Cigliano mette in scena il primo testo shakespeariano.
C’È DEL CORAGGIO IN ITALIA, SE IN TEMPI COSÌ BUI PER IL TEATRO ESISTE ANCORA CHI RISCHIA DEL SUO E SI LANCIA IN PROGETTI ARDITI.
Lo fa, con l’entusiasmo che da sempre lo caratterizza, Patrizio Cigliano, una «testa calda» (avercene!) della scena,
un pasionario che non si lascia sfiduciare dalle crisi.
Uno che col «cuore aperto» (titolo, non per caso, di uno dei suoi spettacoli più longevi e fortunati) va incontro ai riflettori e se ne lascia abbagliare.
La sua ultima impresa si chiama Hamlet Project ed è visionaria dal principio alla fine. Tira fuori l’Urtext shakespeariano – la versione scoperta da Sir Henry Branbury nel 1823 e solo recentemente attribuita con certezza al Bardo
– e ne allestisce per la prima volta la rappresentazione in Italia, curandone traduzione, adattamento e regia.
Una versione snellissima, due ore in tutto – rispetto alle circa cinque a cui arrivarono le successive versioni della tragedia – che corrono veloci come saette,
dove Shakespeare aveva già messo tutto quel che serviva. Tutto è concentrato in una scatola scenica girevole con tendaggi che aprono prospettive su interni diversi – la reggia, la stanza di Gertrude, la sala delle udienze –
mentre tele issate a vista come vele creano quinte e fondali laddove servono. Il teatro come ingranaggio semplice ed efficace, una luce strillata sul pubblico a evocare il fantasma (che ha la voce di Gigi Proietti, sempre generoso con i giovani attori),
un dettaglio del costume a definire il personaggio (elmetti per le guardie, il medaglione con la catena al collo per Amleto) e una recitazione sbrigliata, senza paura del tono pop, di quel piglio guittesco che era calcato per certo dagli attori del glorioso Globe,
sottolineato dal ritmo incalzante dei tamburi. Si veda quel discorso del re fratricida, che impalma la regina tra gli applausi petroliniani della corte, o i giullareschi Rosencrantz e Guildenstern (Biagio Musella e Cristiano Priori).
Amleto il pallido, l’incerto – che in questa versione ha una malinconia più nettuniana, molle e sfuggevole, che saturnina – è stato affidato ad Alessandro Parise, dovendo Cigliano compensare un infortunio improvviso del Polonio di Gianni Giuliano.

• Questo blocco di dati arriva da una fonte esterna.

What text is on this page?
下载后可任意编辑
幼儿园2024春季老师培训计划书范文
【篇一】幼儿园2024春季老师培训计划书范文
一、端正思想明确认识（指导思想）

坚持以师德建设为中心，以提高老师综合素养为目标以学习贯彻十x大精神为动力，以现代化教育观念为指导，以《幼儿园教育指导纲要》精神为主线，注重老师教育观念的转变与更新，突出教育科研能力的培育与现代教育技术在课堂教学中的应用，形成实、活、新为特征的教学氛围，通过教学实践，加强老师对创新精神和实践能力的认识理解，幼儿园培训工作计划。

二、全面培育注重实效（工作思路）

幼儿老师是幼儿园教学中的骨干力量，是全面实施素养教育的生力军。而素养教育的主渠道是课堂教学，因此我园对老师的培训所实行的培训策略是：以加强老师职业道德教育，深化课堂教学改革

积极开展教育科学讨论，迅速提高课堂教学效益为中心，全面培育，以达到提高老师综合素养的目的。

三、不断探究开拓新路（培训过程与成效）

Parise ne fa affiorare la titubanza e l’aggressività insieme, in quella che è la tragedia delle anime deboli, da Gertrude (interpretata con tratti teneri da Daniela Cavallini) incapace di dire di no a un impulso amoroso sconveniente,
a Ofelia (la vibrante Domitilla D’Amico) la cui innocenza è straziata da realtà contrastanti. E così il Laerte (l’irruente Marco Montecatino) che si lascia manipolare dal re in un duello disonesto e lo stesso monarca traditore (Daniele Sirotti), troppo vile per agire frontalmente.
Dovendo affidarsi al copione per un cambio di parte all’ultimo momento, Cigliano sa comunque dar corpo e voce al suo Polonio, ai suoi «voilà» che sembrano altrettanti frivoli falpalà su un vestito che non ha sostanza, sui buonsensi troppo ovvi per avere consistenza di pensiero.
È un «progetto amletico» che Cigliano, da attore e da regista, dimostra di saper prendere con mano sicura, forte di un’esperienza lontana nel tempo (la fortuna, ai tempi dell’Accademia, di aver studiato Amleto per due anni mezzo con.un maestro come Orazio Costa),
e del desiderio costante di incontrare un giorno il principe di Danimarca sui suoi passi teatrali. E per quello che era il sogno della sua vita, ha avuto un’attenzione speciale anche per il cast: gli attori li ha scelti uno per uno, con la pratica – anche questa inedita in Italia – dei provini anonimi.
Senza curriculum (e senza «padrini»), gli aspiranti si sono presentati online, riprendendosi con uno smartphone e unavolta formato il gruppo, tutti sono diventati produttori dello spettacolo, dividendo onori e oneri in ugual misura.
Il risultato è in scena al Teatro dell’Orologio, spazio romano che con Cigliano condivide il coraggio del fare, fino a domenica. E fino a quando qualcuno offrirà un’altra chance e una nuova tournée, dove Patrizio potrà essere Amleto senza rincalzi. Se lo merita.